【感想】武士道 (岩波文庫 ) 新渡戸 稲造 (著), 矢内原忠雄訳 (その他)

1899年米国で発行

はじめに

原著 ”武士道” は1899年に米国にて英文にて発行。
本書は、矢内原忠雄氏が1938年に日本語に翻訳した作品。

えっ?新渡戸稲造著の日本語版は、無いの・・!?

そんな感想から始まってしまう武士道。
なんとなく知っているような、知らないような、
そんな武士の生きかたを体系的に説明していった本です。
日本人であれば一読の価値があります。


内容

原著 “武士道” が書かれた背景は
新渡戸稲造氏がアメリカ在住中に

『日本には宗教がないなんて!信じられない!!』

と驚かれたことに端を発しています。

海外では 『宗教=道徳教育』なんですね。
当時の日本の道徳教育の根幹は武士道だ、という結論に行きついた新渡戸氏は
日本の武士道がどのようなものかを世界に説明する著書を発行しました。

義・勇・仁・礼・誠、といった武士らしい心構えから始まり、
刀剣の存在意義、武士の妻の在り方などにも言及しています。

 

たとえば切腹の在り方。

切腹は法律上ならびに礼法上の制度であった。
武士が罪を償い、過ちを謝し、恥を免れ、友を贖い、もしくは自己の誠実を証明する方法であった。

切腹はただの敗者の自殺ではないんですね。
礼法上の制度、というほどの重みと一般性があるのはとても興味深いです。

 

女性の在り方については殆ど知りませんでした。

女子の剣術その他の武芸は、実用せられることは仮に稀であるとしても、健康上の効用があった。しかしながら有事の際には実際に用うることができた。

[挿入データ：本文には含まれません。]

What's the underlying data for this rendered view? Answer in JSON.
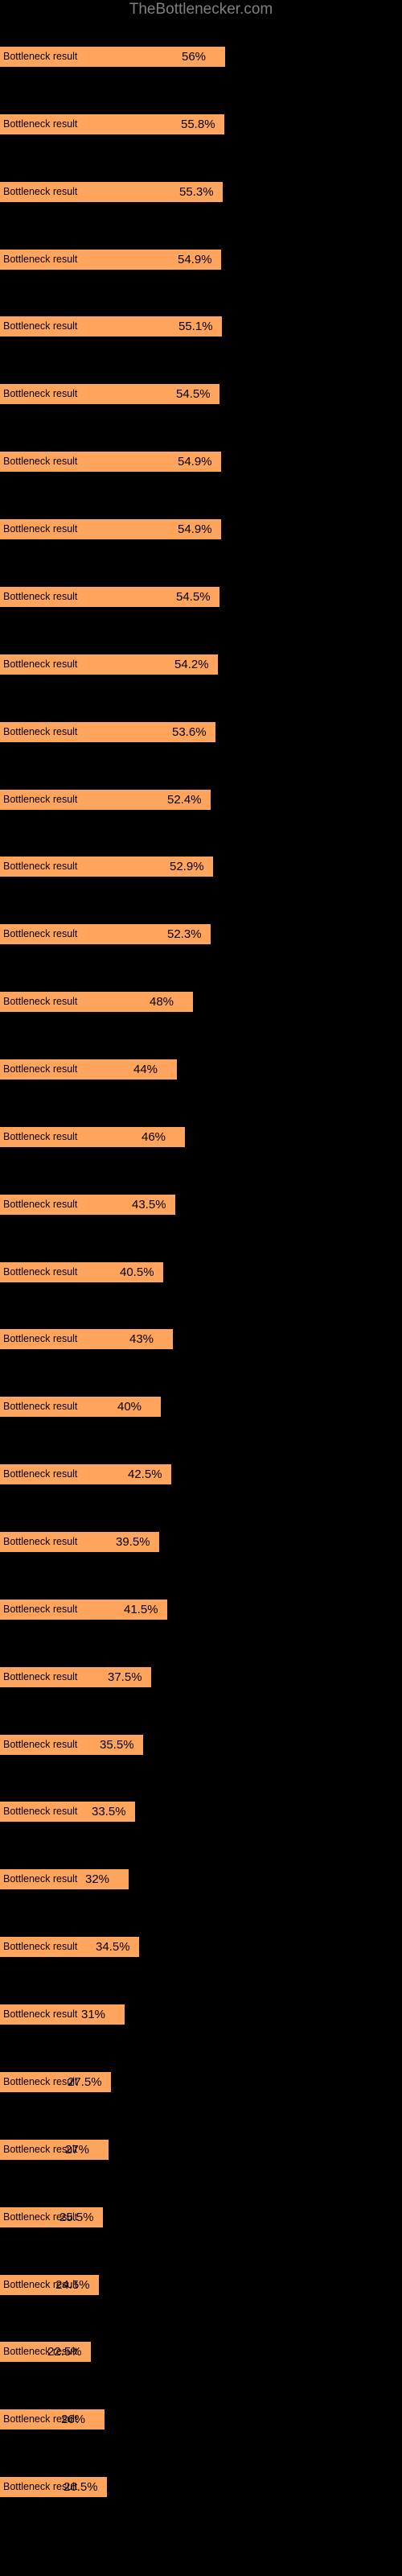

武士の奥さんも、剣術などを習うことが当たり前だったようです。
家を守るだけの存在ではないんですね。

まとめ・感想

本書を通じて、愛、恥、名誉、義理・・・こういった言葉が並んでいます。
現代人は日本人的な精神が欠落していると良く聞くけれども

果たしてそうだろうか?

と、思いました。

武士道の中に出てくる海外的な思想より、
日本人的な思想の方がしっくりきました。
少なからず武士の精神性は、我々現代日本人の根底にも流れているのではないかと感じました。